Will new NAFTA block Biden’s progressive regulatory policies?
In her confirmation hearing last month, U.S. Trade Representative Katherine Tai promised a top-to-bottom review of partially negotiated free trade agreements initiated under the prior administration, including with the United Kingdom and Kenya.
She also made clear that the U.S. would not join the current version of the Trans-Pacific Partnership (TPP, also known as the Comprehensive and Progressive Trans-Pacific Partnership or CPTPP) anytime soon. Tai noted that a great deal has changed since the U.S. exited the TPP negotiations — both global events such as the COVID-19 pandemic and the growing awareness of how trade agreements can obstruct other important policies.
Tai knows this firsthand as the top negotiator for members of the House of Representatives seeking to make changes in the new North American Free Trade Agreement (NAFTA) — or U.S.-Mexico-Canada Agreement (USMCA) — with respect to access to medicines and the enforceability of labor and environmental commitments. However, the USMCA has significant flaws that go beyond the provisions successfully renegotiated by Tai, many of which reflect the fact that the new NAFTA is modeled on the very TPP that Tai and others view as outdated and out of step with current priorities. Priorities include addressing climate change and protecting biodiversity, promoting equality, assuring affordability of medicines and preserving the right to regulate to advance environmental, workplace and public health measures.
Unfortunately, the now-paused trade negotiations with the U.K. and Kenya started from the flawed new NAFTA/TPP template. Tai and the Biden administration are right to pause and review these negotiations and should consult with civil society before developing an entirely new template for trade negotiations. In addition to the “worker-centric” approach that Tai has outlined, a new model must incorporate important principles that President Biden articulated in his Jan. 20, 2021 executive order on modernizing regulatory review.
Biden’s order has been called “game-changing” because instead of focusing review of regulations primarily to reduce business costs it calls for promoting “public health and safety, economic growth, social welfare, racial justice, environmental stewardship, human dignity, equity and the interests of future generations.” In a significant about-face, Biden’s regulatory reform order tasks the Office of Information and Regulatory Affairs (OIRA) in the Office of Management and Budget (OMB) — which has been a primary force for deregulation and a roadblock to lifesaving regulations for decades — with proactively encouraging agencies to develop rules that benefit the public.
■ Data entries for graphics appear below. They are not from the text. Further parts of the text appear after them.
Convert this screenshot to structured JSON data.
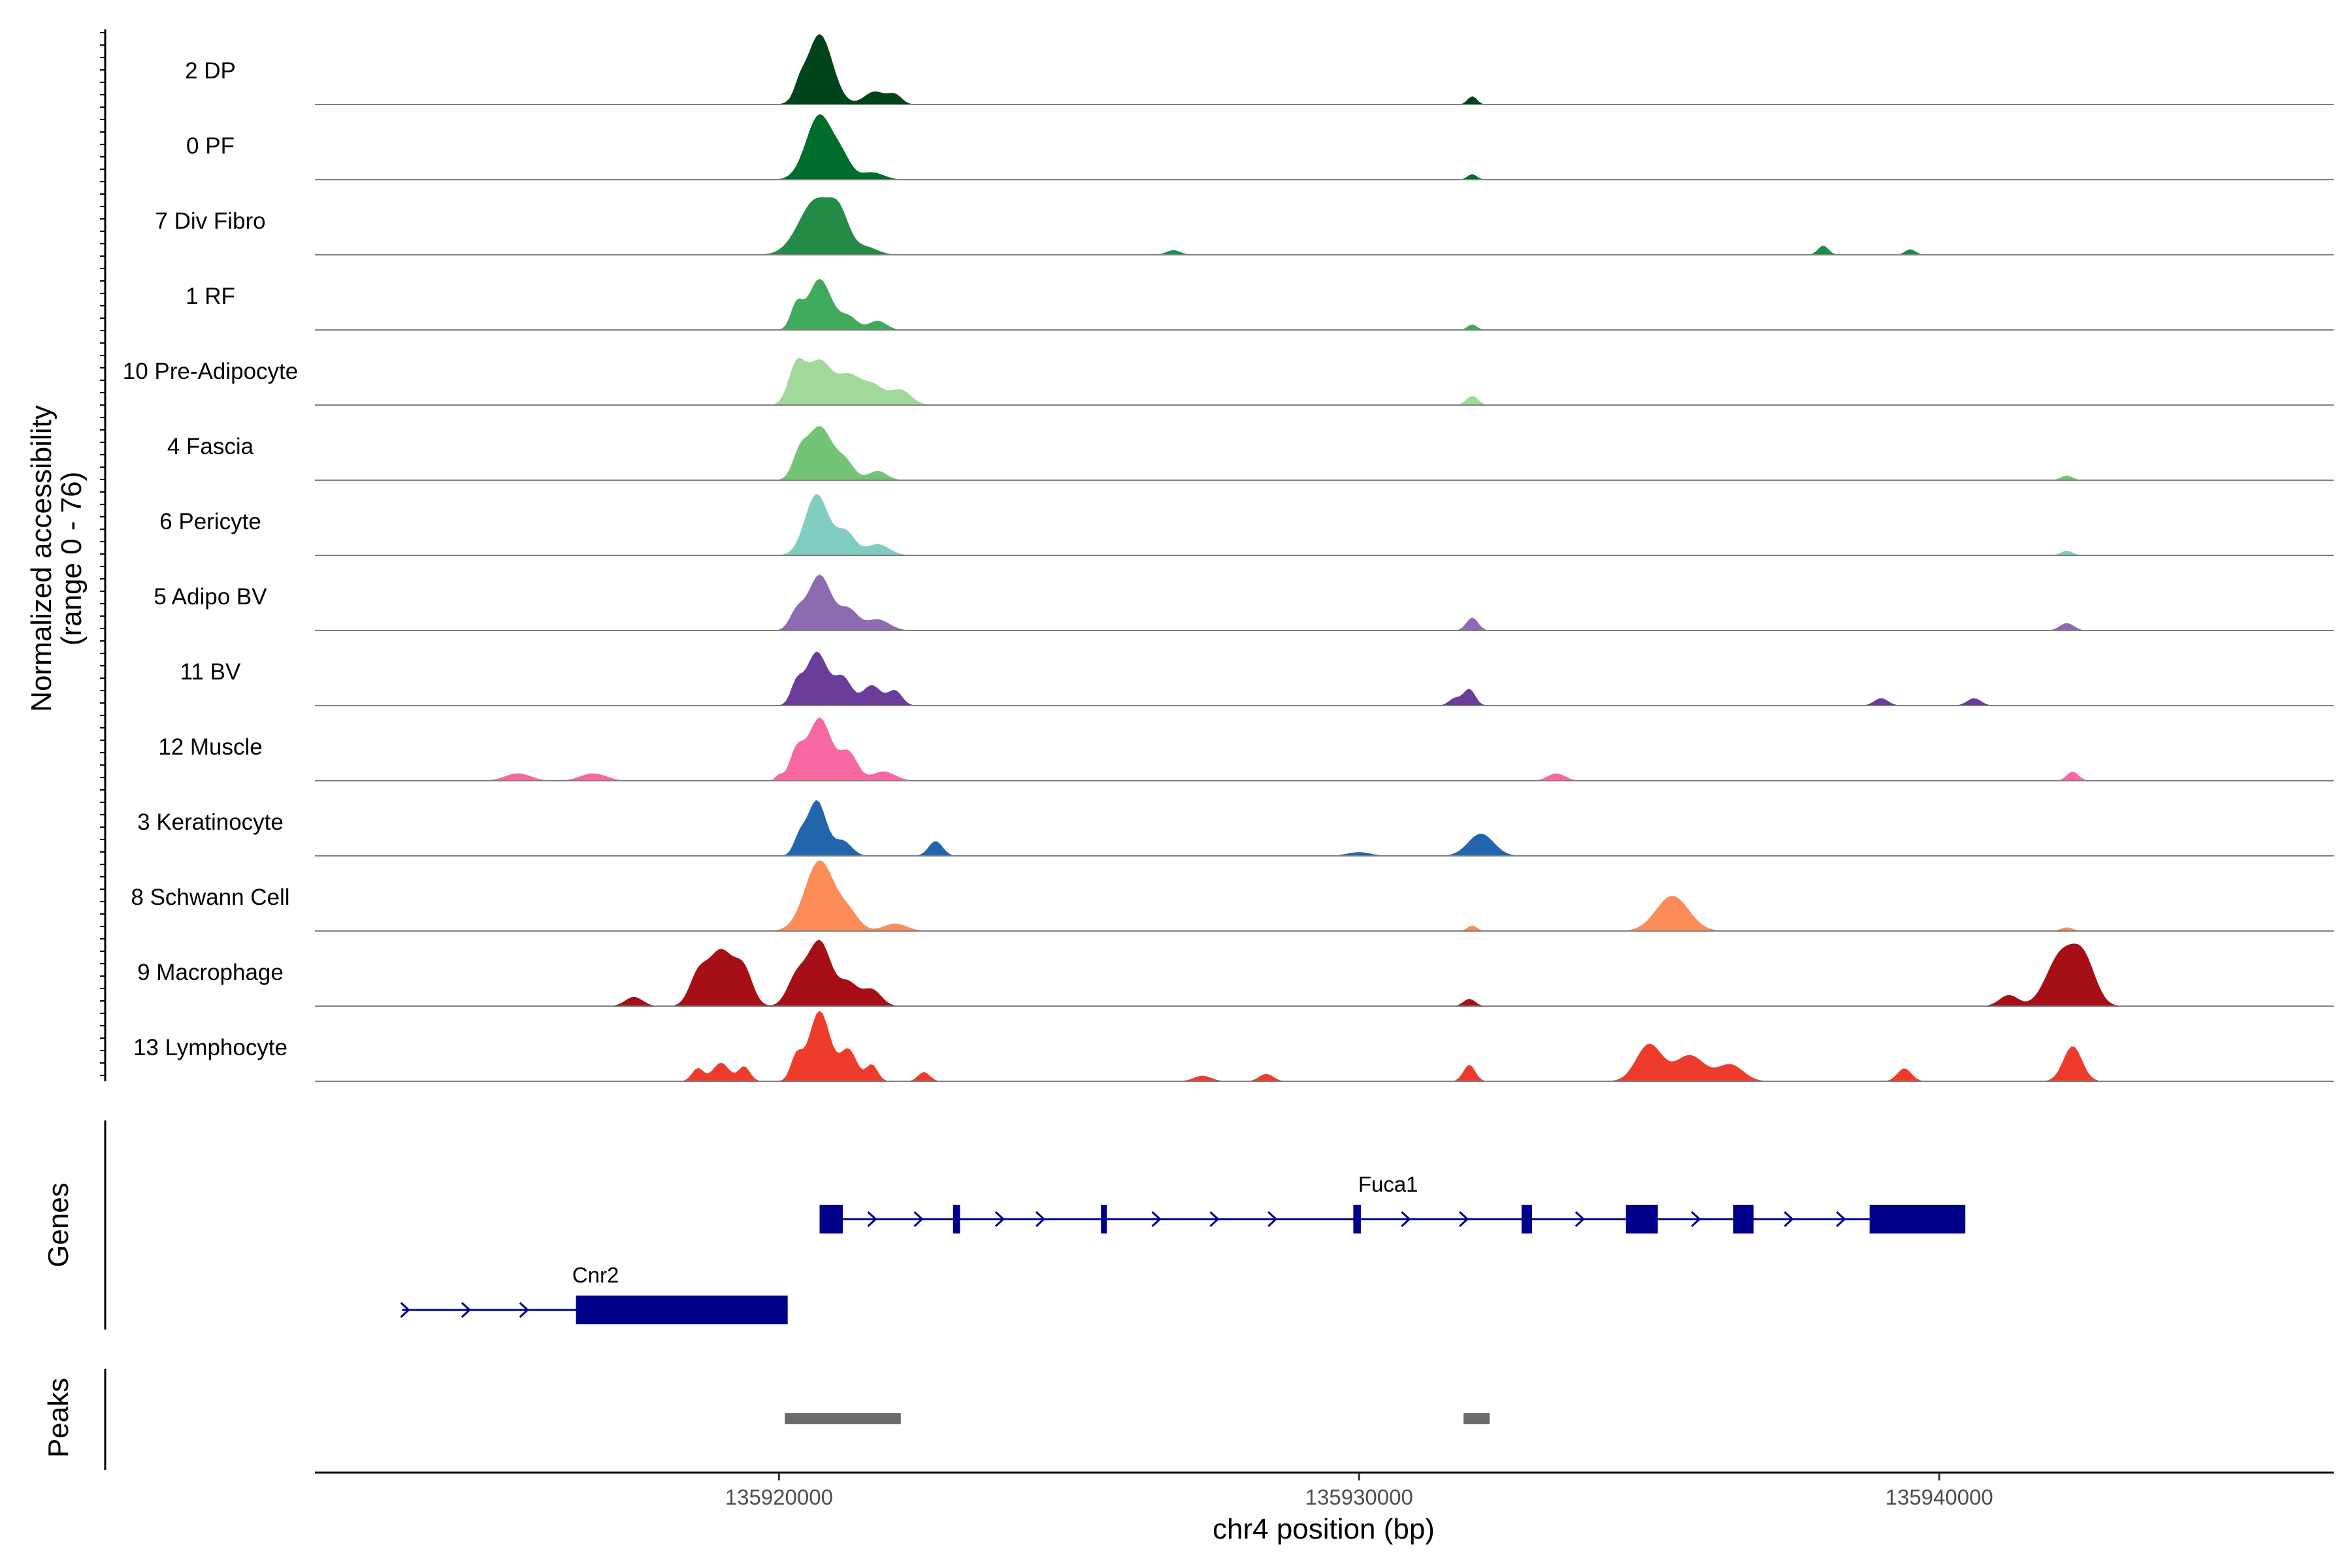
{
  "chart_data": {
    "type": "area",
    "title": "",
    "chromosome": "chr4",
    "xlabel": "chr4 position (bp)",
    "ylabel": "Normalized accessibility",
    "ylabel2": "(range 0 - 76)",
    "y_range": [
      0,
      76
    ],
    "xlim": [
      135912000,
      135946800
    ],
    "x_ticks": [
      135920000,
      135930000,
      135940000
    ],
    "x_tick_labels": [
      "135920000",
      "135930000",
      "135940000"
    ],
    "tracks": [
      {
        "name": "2 DP",
        "color": "#00441b",
        "peaks": [
          [
            135920700,
            76,
            220
          ],
          [
            135920350,
            12,
            90
          ],
          [
            135921650,
            14,
            180
          ],
          [
            135922000,
            10,
            120
          ],
          [
            135931950,
            9,
            80
          ]
        ]
      },
      {
        "name": "0 PF",
        "color": "#006d2c",
        "peaks": [
          [
            135920700,
            70,
            230
          ],
          [
            135921100,
            18,
            150
          ],
          [
            135921600,
            8,
            200
          ],
          [
            135931950,
            6,
            80
          ]
        ]
      },
      {
        "name": "7 Div Fibro",
        "color": "#238b45",
        "peaks": [
          [
            135920650,
            60,
            300
          ],
          [
            135921050,
            30,
            160
          ],
          [
            135921500,
            8,
            200
          ],
          [
            135938000,
            10,
            90
          ],
          [
            135939500,
            6,
            90
          ],
          [
            135926800,
            5,
            120
          ]
        ]
      },
      {
        "name": "1 RF",
        "color": "#41ab5d",
        "peaks": [
          [
            135920300,
            25,
            100
          ],
          [
            135920700,
            55,
            200
          ],
          [
            135921200,
            14,
            150
          ],
          [
            135921700,
            10,
            150
          ],
          [
            135931950,
            6,
            80
          ]
        ]
      },
      {
        "name": "10 Pre-Adipocyte",
        "color": "#a1d99b",
        "peaks": [
          [
            135920300,
            40,
            140
          ],
          [
            135920700,
            48,
            220
          ],
          [
            135921200,
            28,
            180
          ],
          [
            135921600,
            22,
            200
          ],
          [
            135922100,
            16,
            180
          ],
          [
            135931950,
            10,
            100
          ]
        ]
      },
      {
        "name": "4 Fascia",
        "color": "#74c476",
        "peaks": [
          [
            135920350,
            22,
            120
          ],
          [
            135920700,
            58,
            220
          ],
          [
            135921150,
            18,
            150
          ],
          [
            135921700,
            10,
            160
          ],
          [
            135942200,
            5,
            100
          ]
        ]
      },
      {
        "name": "6 Pericyte",
        "color": "#80cdc1",
        "peaks": [
          [
            135920650,
            66,
            200
          ],
          [
            135921150,
            25,
            160
          ],
          [
            135921700,
            12,
            200
          ],
          [
            135942200,
            5,
            100
          ]
        ]
      },
      {
        "name": "5 Adipo BV",
        "color": "#8c6bb1",
        "peaks": [
          [
            135920300,
            18,
            120
          ],
          [
            135920700,
            60,
            200
          ],
          [
            135921200,
            22,
            160
          ],
          [
            135921700,
            12,
            200
          ],
          [
            135931950,
            14,
            100
          ],
          [
            135942200,
            8,
            120
          ]
        ]
      },
      {
        "name": "11 BV",
        "color": "#6a3d9a",
        "peaks": [
          [
            135920300,
            22,
            100
          ],
          [
            135920650,
            58,
            180
          ],
          [
            135921100,
            30,
            150
          ],
          [
            135921600,
            22,
            160
          ],
          [
            135922000,
            16,
            120
          ],
          [
            135931900,
            18,
            100
          ],
          [
            135931650,
            8,
            100
          ],
          [
            135939000,
            8,
            120
          ],
          [
            135940600,
            8,
            120
          ]
        ]
      },
      {
        "name": "12 Muscle",
        "color": "#f768a1",
        "peaks": [
          [
            135920300,
            30,
            120
          ],
          [
            135920700,
            68,
            200
          ],
          [
            135921200,
            30,
            150
          ],
          [
            135921800,
            10,
            200
          ],
          [
            135915500,
            8,
            220
          ],
          [
            135916800,
            8,
            220
          ],
          [
            135920000,
            6,
            60
          ],
          [
            135933400,
            8,
            150
          ],
          [
            135942300,
            10,
            100
          ]
        ]
      },
      {
        "name": "3 Keratinocyte",
        "color": "#2166ac",
        "peaks": [
          [
            135920350,
            18,
            100
          ],
          [
            135920650,
            60,
            160
          ],
          [
            135921100,
            16,
            150
          ],
          [
            135922700,
            16,
            120
          ],
          [
            135932100,
            24,
            220
          ],
          [
            135930000,
            4,
            200
          ]
        ]
      },
      {
        "name": "8 Schwann Cell",
        "color": "#fc8d59",
        "peaks": [
          [
            135920700,
            76,
            250
          ],
          [
            135921200,
            18,
            180
          ],
          [
            135922000,
            8,
            200
          ],
          [
            135935400,
            38,
            280
          ],
          [
            135931950,
            6,
            80
          ],
          [
            135942200,
            4,
            100
          ]
        ]
      },
      {
        "name": "9 Macrophage",
        "color": "#a50f15",
        "peaks": [
          [
            135919000,
            60,
            220
          ],
          [
            135918600,
            30,
            150
          ],
          [
            135919400,
            35,
            150
          ],
          [
            135920300,
            30,
            160
          ],
          [
            135920700,
            70,
            200
          ],
          [
            135921200,
            24,
            160
          ],
          [
            135921600,
            18,
            160
          ],
          [
            135942100,
            55,
            250
          ],
          [
            135942500,
            45,
            200
          ],
          [
            135941200,
            12,
            160
          ],
          [
            135917500,
            10,
            150
          ],
          [
            135931900,
            8,
            100
          ]
        ]
      },
      {
        "name": "13 Lymphocyte",
        "color": "#ef3b2c",
        "peaks": [
          [
            135920700,
            76,
            180
          ],
          [
            135920300,
            26,
            100
          ],
          [
            135921200,
            34,
            140
          ],
          [
            135921600,
            18,
            100
          ],
          [
            135919000,
            20,
            140
          ],
          [
            135918600,
            14,
            100
          ],
          [
            135919400,
            16,
            100
          ],
          [
            135922500,
            10,
            100
          ],
          [
            135935000,
            40,
            220
          ],
          [
            135935700,
            28,
            250
          ],
          [
            135936400,
            18,
            220
          ],
          [
            135931900,
            18,
            100
          ],
          [
            135939400,
            14,
            120
          ],
          [
            135942300,
            38,
            160
          ],
          [
            135927300,
            6,
            150
          ],
          [
            135928400,
            8,
            120
          ]
        ]
      }
    ],
    "genes_panel": {
      "label": "Genes",
      "genes": [
        {
          "name": "Fuca1",
          "start": 135920700,
          "end": 135940450,
          "strand": "+",
          "row": 0,
          "exons": [
            [
              135920700,
              135921100
            ],
            [
              135923000,
              135923120
            ],
            [
              135925550,
              135925650
            ],
            [
              135929900,
              135930030
            ],
            [
              135932800,
              135932980
            ],
            [
              135934600,
              135935150
            ],
            [
              135936450,
              135936800
            ],
            [
              135938800,
              135940450
            ]
          ],
          "arrows": [
            135921600,
            135922400,
            135923800,
            135924500,
            135926500,
            135927500,
            135928500,
            135930800,
            135931800,
            135933800,
            135935800,
            135937400,
            135938300
          ]
        },
        {
          "name": "Cnr2",
          "start": 135913500,
          "end": 135920150,
          "strand": "+",
          "row": 1,
          "exons": [
            [
              135916500,
              135920150
            ]
          ],
          "arrows": [
            135913550,
            135914600,
            135915600
          ]
        }
      ]
    },
    "peaks_panel": {
      "label": "Peaks",
      "regions": [
        [
          135920100,
          135922100
        ],
        [
          135931800,
          135932250
        ]
      ]
    }
  }
}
The Office of the U.S. Trade Representative (USTR) should be a first stop on this regulatory review train. The new NAFTA is out of step with the Biden administration’s expressed priorities and cannot be the model for future agreements. Instead of promoting the interests of future generations, racial justice and environmental stewardship, the new NAFTA’s so-called “good regulatory practices” chapter increases opportunities for corporate meddling to slow down, weaken and roll back protective standards. Provisions throughout call for regulatory impact statements, cost-benefit analysis, a rush to market without safety studies, limited labeling of hazards and harmonization of standards with those of other countries or weak corporate-influenced international standards. While the text includes lip service to the importance of public interest regulations, the new NAFTA includes multiple deregulatory provisions that instead fuel a race to the bottom.
Multinational corporations, whose lobbyists have preferential access to the USTR through dozens of industrial and agricultural advisory committees, understand exactly how to use these provisions. The processed food industry has used new NAFTA to question Mexico’s authority to require labeling of junk food. The agro-chemical industry is pushing hard under the new NAFTA’s agricultural technology provisions to pressure Mexico to abandon measures to phase out use of the herbicide glyphosate and the cultivation and importation of genetically modified corn. The fossil fuel industry targeted Canada’s plan to regulate single-use plastic packaging to reduce toxics in the environment as inconsistent with new NAFTA.
While so far, industry attacks have not deterred Canada and Mexico from proceeding with their public interest regulations, history is replete with examples of similar trade policies having a chilling effect on regulators or resulting in the reversal of policies, including climate policy and country of origin meat labeling. It is incumbent upon Tai and the Biden administration get our trade priorities right. Trade agreements are no place for picayune regulatory rules that delay needed public protections and mandate time-wasting regulatory reviews.
Biden is on the right track in targeting OIRA and calling for reform. But if the same deregulatory agenda remains in our internationally enforceable trade agreements, Biden’s reforms will come up short, ultimately subverting his agenda and vision.
Sharon Anglin Treat is senior attorney at the Institute for Agriculture and Trade Policy. For more than a decade, her policy work has focused on included international trade agreements and their intersection with environmental, food and public health policy. She first became involved in trade policy as a state legislator in Maine.